I found my answer from the legendary surgeon Wu Mengchao. When he conducted surgeries that nobody else dared to perform, people asked him whether he was afraid of making mistakes and ruining his reputation. He replied, his patients are more important than his reputation. Instead of running from the fact that there could be accidents, he chose to stand by his patients.
"To cure sometimes, to relieve often, to comfort always." This is the epitaph of the American doctor Trudeau, which later became an instruction to medical workers worldwide. Our job is to treat the patients with our best effort, but sometimes, we have to recognize our limitations — time, money, technology, or just sheer luck. So our ideal is never to cure every patient; it is to comfort every patient — not operating on them, but operating for them.
In medical school we were introduced to the concept of clinical reality, which is our interaction with the patients.
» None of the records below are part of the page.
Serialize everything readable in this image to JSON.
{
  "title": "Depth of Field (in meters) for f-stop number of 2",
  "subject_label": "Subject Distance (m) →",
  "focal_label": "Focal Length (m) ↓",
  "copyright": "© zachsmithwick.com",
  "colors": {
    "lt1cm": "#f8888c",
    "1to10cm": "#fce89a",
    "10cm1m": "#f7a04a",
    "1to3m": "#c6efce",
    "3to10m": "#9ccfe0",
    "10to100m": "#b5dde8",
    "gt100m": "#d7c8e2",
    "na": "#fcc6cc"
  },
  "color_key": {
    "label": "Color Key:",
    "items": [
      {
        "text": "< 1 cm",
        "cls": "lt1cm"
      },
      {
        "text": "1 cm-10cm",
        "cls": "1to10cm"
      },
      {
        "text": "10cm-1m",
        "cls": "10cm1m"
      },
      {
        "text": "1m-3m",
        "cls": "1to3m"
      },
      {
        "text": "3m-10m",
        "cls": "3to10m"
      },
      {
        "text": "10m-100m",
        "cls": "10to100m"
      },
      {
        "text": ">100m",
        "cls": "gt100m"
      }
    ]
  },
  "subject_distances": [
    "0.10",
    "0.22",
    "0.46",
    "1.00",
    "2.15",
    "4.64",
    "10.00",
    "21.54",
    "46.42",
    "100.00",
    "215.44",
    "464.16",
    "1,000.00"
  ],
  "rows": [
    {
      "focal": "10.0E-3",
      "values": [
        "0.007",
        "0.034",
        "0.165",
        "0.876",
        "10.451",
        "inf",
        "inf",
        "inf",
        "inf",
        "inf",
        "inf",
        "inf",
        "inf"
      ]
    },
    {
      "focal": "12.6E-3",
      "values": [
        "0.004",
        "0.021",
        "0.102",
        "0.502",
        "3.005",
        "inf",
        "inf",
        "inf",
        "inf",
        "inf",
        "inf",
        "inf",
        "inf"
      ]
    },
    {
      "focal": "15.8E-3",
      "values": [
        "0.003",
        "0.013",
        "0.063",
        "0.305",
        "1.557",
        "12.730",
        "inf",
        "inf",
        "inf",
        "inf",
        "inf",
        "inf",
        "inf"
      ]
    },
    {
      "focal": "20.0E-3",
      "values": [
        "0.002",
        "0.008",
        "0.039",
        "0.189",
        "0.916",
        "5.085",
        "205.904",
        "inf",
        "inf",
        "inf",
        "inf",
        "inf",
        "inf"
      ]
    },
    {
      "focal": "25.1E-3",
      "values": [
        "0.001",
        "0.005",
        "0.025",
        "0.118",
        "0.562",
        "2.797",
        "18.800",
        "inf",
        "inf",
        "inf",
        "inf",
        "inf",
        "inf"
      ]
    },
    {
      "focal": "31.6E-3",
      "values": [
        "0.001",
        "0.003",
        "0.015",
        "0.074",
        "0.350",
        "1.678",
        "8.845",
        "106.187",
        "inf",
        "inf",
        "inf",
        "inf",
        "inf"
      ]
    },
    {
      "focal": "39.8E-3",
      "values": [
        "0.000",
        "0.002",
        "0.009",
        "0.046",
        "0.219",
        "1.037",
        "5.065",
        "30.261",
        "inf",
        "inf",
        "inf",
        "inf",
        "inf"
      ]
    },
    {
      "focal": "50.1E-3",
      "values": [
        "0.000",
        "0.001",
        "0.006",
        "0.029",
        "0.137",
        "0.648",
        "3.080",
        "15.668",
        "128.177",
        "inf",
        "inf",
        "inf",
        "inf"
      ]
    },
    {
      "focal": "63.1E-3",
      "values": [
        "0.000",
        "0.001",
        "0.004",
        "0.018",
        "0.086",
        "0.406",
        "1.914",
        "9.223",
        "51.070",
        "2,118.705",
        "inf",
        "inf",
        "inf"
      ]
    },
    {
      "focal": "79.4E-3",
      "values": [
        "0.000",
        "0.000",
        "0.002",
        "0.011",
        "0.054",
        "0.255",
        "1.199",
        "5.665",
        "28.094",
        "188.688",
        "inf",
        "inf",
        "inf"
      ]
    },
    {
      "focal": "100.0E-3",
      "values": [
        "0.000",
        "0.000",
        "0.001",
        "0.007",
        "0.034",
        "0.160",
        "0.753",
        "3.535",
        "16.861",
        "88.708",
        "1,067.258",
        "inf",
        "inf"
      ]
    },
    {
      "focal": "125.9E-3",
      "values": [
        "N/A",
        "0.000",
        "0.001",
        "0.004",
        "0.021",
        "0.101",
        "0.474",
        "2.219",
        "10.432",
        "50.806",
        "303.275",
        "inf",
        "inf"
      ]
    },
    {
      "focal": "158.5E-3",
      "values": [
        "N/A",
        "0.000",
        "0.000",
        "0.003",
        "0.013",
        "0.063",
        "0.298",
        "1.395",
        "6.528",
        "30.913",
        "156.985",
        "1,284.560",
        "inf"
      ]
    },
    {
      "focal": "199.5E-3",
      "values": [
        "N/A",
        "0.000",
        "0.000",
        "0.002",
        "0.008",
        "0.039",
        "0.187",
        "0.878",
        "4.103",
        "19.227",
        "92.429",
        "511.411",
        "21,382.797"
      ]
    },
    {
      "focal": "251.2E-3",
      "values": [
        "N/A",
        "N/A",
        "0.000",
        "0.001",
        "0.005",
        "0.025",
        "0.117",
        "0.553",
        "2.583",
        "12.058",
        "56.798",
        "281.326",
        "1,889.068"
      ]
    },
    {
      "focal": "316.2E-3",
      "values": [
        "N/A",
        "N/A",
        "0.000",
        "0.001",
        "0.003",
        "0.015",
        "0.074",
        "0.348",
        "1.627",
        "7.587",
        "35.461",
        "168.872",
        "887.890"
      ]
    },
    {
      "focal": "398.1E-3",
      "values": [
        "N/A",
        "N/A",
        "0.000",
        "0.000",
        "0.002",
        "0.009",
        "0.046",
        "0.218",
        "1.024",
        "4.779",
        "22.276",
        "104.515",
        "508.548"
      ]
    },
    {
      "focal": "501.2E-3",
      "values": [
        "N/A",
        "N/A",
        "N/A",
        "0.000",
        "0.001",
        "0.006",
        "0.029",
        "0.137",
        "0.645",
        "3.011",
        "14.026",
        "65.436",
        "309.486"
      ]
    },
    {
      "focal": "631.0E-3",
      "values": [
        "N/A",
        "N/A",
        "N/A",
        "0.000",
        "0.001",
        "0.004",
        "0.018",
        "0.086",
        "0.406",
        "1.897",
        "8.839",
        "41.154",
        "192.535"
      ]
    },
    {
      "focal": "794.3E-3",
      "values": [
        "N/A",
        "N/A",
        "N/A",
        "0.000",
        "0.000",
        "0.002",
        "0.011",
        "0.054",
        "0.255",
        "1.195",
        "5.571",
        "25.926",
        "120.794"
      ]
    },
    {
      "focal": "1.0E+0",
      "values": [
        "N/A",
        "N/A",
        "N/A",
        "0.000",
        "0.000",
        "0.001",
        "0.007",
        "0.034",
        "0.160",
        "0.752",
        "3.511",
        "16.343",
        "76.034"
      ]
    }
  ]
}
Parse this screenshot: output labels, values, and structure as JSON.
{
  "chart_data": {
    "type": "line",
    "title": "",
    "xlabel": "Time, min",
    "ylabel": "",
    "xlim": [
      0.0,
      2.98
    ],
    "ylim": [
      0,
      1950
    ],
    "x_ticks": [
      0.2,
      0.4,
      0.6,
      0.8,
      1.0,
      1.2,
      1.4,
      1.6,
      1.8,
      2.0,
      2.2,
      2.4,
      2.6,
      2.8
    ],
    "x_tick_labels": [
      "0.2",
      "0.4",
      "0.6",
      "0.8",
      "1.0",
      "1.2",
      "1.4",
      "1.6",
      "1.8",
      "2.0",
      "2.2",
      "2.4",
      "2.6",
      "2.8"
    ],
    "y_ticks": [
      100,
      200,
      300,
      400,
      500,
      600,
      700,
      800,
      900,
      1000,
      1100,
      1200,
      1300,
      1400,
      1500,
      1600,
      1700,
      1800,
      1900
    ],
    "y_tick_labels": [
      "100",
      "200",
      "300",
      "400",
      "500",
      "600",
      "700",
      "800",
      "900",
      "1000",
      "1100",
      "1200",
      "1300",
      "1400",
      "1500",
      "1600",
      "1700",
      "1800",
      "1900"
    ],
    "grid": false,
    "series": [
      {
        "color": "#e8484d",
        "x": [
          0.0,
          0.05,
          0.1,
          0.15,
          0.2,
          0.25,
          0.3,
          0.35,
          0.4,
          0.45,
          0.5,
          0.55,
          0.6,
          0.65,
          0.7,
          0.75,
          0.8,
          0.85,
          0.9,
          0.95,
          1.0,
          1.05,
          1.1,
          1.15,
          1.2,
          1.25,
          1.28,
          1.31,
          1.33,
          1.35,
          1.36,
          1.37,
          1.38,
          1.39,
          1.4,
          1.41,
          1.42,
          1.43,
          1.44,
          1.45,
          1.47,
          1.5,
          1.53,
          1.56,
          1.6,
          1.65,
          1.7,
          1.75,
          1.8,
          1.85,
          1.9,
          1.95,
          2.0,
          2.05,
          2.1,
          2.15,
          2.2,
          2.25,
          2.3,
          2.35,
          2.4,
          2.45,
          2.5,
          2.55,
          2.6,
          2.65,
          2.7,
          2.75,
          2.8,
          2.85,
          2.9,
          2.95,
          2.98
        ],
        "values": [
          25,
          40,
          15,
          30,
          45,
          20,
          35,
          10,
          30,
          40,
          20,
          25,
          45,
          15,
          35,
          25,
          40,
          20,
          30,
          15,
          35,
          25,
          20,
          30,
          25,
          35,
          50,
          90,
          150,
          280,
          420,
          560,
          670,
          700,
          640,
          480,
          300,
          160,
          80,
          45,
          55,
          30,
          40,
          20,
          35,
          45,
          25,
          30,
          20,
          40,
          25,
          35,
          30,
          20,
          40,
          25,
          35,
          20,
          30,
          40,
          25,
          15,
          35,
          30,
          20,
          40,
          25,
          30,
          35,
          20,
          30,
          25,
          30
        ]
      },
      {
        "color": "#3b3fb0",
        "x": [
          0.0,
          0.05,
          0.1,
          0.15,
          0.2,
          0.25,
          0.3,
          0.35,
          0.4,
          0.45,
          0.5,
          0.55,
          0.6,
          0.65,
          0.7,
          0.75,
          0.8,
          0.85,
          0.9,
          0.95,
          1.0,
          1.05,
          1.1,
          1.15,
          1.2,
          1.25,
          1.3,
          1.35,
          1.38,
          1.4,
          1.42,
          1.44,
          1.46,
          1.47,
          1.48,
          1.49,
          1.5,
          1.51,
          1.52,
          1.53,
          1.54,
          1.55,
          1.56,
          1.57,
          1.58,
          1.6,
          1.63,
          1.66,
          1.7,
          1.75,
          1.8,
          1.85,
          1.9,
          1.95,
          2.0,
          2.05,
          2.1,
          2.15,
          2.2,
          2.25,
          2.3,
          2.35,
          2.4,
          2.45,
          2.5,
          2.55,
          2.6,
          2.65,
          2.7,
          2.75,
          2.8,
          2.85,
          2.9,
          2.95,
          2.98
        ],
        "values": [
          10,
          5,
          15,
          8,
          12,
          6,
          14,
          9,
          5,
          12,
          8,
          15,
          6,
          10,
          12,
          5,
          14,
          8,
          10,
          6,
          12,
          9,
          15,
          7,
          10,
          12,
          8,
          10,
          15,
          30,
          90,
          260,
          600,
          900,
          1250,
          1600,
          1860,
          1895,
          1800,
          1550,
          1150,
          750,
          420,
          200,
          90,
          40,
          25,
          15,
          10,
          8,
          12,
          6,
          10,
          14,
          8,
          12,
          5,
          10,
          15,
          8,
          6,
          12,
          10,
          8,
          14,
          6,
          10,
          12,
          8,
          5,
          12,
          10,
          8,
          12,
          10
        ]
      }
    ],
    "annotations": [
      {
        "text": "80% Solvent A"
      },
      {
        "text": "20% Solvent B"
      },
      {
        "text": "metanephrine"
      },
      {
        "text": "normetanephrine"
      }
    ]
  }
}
It's about convincing the patients to trust us, knowing when to lie, and answering the question of "why me". It's about having compassion, and giving the patients the hope to live longer and better.
During the coronavirus outbreak, the 27-year-old doctor Liu Kai took five minutes in the almost wartime routine to watch the sunset with a critically ill patient, and gave him the hope to struggle for survival. After a brutal attack from a patient, Tao Yong, the ophthalmology expert, chose to return to his job as soon as he recovered, because his patients were waiting for him to restore their sight, to share hope. My father, a surgeon in orthopaedics, once performed a surgery on femur intertrochanter, somewhere on the hip. He needed to put a nail inside to connect the fractured parts. It was supposed to be a common practice, but that day the situation became complicated. The nail couldn't be properly positioned, and the failed attempts partially shattered the bone. Though a little desperate, my father didn't lose hope, because intuitively he knew that he hadn’t tried everything yet. So he adopted an unusual alternative with a locking plate, and within ten minutes he wrapped up the surgery. Three months later, the patient could run and jump like nothing had ever happened.
At moments like those, hope defined the mission of doctors. Every day this same ideal gives us a clear vision, empowering us to work long hours in the wards, to practice handling the scalpel and tying the knots, and most importantly, to have hope, and to give hope.
In his TED talk, Paul Fedak, the expert cardiac surgeon, shared his journey to mastery. He said, mastery is about how we fight, compassion is about why we fight. And the heart of the patient is the reason for the fight.